Suite à une vaste procédure judiciaire menée par les États-Unis, le site de partage de fichier, Megaupload a été fermé. Entre copyright et troisième guerre mondiale, plusieurs manières d’aborder l’information sont déclinées par un babélien.

Depuis jeudi soir, le Net hésite entre stupeur et colère : Megaupload est « down » ! [Si vous êtes nés sur une autre planète et que vous surfez aujourd’hui pour la première fois sur Internet, il faut que je vous précise que Megaupload est le site de partage de fichier le plus populaire sur le Web, notamment à travers sa plateforme de streaming, Megavideo]. Cette disparition subite d’un des sites les plus fréquentés sur la Toile fait suite à une vaste procédure judiciaire menée conjointement par le FBI et le ministère de la Justice américain contre la galaxie Megaupload. Parallèlement, sept membres clés du site ont été mis en examen tandis que le fondateur, l’Allemand Kim Schmitz (alias Kim Dotcom), a été arrêté en Nouvelle-Zélande avec deux de ses cadres. Accusés d’avoir mis en place un vaste système pour tirer d’énormes profits du piratage, ils risquent jusqu’à 60 ans de prison.

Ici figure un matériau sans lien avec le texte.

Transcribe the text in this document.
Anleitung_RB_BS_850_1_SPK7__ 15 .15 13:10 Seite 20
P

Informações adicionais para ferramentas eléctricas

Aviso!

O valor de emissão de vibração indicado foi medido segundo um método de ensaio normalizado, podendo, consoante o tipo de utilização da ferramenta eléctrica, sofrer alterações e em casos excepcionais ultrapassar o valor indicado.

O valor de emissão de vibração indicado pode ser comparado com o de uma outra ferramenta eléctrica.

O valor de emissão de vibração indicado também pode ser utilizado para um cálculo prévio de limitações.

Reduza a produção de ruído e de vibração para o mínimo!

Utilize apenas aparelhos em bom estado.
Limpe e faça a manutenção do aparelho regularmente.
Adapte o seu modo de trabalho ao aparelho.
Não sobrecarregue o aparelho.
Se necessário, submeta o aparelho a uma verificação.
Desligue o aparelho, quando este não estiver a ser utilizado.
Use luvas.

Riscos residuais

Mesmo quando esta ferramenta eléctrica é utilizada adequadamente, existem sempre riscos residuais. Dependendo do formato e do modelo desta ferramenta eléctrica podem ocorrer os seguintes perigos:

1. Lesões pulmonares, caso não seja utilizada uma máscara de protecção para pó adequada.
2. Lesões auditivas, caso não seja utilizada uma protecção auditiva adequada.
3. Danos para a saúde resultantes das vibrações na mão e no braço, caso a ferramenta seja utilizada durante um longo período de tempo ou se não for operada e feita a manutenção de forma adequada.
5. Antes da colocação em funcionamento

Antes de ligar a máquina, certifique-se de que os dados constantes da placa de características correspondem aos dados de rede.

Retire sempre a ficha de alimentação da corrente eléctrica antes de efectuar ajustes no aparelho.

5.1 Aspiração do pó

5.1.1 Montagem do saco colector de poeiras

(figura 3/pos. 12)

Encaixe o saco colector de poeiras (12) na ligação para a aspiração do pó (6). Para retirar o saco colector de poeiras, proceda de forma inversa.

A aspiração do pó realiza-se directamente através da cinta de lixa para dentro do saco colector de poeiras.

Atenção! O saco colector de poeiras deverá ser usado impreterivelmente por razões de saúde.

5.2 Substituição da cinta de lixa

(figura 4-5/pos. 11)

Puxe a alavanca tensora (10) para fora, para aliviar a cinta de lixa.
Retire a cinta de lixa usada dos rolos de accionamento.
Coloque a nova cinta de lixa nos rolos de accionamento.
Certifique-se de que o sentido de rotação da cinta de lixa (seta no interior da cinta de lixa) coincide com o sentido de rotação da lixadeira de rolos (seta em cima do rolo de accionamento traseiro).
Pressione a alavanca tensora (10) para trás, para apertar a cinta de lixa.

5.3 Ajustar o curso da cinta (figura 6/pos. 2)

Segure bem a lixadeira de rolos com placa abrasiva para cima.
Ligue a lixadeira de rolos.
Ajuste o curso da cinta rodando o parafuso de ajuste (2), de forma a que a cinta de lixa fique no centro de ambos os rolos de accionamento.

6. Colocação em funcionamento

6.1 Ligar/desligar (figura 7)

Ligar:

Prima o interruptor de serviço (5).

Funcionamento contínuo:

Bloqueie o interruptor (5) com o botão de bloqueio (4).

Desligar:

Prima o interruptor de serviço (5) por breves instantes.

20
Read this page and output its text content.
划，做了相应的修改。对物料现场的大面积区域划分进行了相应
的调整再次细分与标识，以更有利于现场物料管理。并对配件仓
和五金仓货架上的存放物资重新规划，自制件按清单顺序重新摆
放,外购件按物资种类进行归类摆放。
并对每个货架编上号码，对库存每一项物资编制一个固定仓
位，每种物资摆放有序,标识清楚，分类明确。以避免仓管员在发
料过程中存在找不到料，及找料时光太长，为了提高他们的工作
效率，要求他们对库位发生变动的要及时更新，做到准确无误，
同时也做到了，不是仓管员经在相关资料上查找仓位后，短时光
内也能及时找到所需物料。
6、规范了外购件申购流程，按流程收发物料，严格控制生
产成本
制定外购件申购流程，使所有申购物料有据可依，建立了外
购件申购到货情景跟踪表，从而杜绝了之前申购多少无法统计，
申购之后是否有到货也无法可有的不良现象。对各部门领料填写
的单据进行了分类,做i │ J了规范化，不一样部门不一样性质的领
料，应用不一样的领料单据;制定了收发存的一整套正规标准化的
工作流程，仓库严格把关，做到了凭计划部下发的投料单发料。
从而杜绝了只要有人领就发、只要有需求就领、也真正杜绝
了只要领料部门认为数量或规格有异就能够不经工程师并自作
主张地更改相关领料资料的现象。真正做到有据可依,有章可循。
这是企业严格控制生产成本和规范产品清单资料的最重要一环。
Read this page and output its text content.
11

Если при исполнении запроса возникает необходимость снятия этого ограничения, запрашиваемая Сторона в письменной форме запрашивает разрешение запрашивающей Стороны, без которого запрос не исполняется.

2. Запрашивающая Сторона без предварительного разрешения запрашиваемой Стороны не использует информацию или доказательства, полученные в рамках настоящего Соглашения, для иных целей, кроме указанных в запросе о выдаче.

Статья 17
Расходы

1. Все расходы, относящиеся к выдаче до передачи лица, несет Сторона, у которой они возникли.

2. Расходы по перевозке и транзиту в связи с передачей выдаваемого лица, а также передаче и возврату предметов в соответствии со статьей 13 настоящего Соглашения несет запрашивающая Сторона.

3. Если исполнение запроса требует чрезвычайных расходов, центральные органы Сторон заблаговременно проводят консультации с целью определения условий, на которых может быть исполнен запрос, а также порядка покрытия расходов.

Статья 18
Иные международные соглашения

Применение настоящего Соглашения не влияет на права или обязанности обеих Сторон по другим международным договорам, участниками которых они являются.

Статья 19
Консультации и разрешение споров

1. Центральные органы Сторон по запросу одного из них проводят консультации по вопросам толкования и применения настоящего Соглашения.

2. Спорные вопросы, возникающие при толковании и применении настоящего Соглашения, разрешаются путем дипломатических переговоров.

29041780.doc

Cette suspension brutale d’un service aussi populaire que controversé a immédiatement déclenché l’ire des Anonymous, un groupe décentralisé de hackers qui prêche la liberté et l’anonymat sur Internet. En rentrant chez moi hier soir, découvrant la nouvelle, je n’ai pu que constater l’ampleur des dégâts : le forum IRC sur lequel les « pirates » coordonnent leur vengeance est en ébullition. En quelques heures, des dizaines de sites sont rendus inaccessibles. Celui du FBI, du département de la Justice mais aussi des organisations de défense des ayant droit américain, musique et cinéma, et même certaines victimes collatérales, comme Hadopi.fr, l’autorité française chargée de lutter contre la diffusion d’œuvres piratées.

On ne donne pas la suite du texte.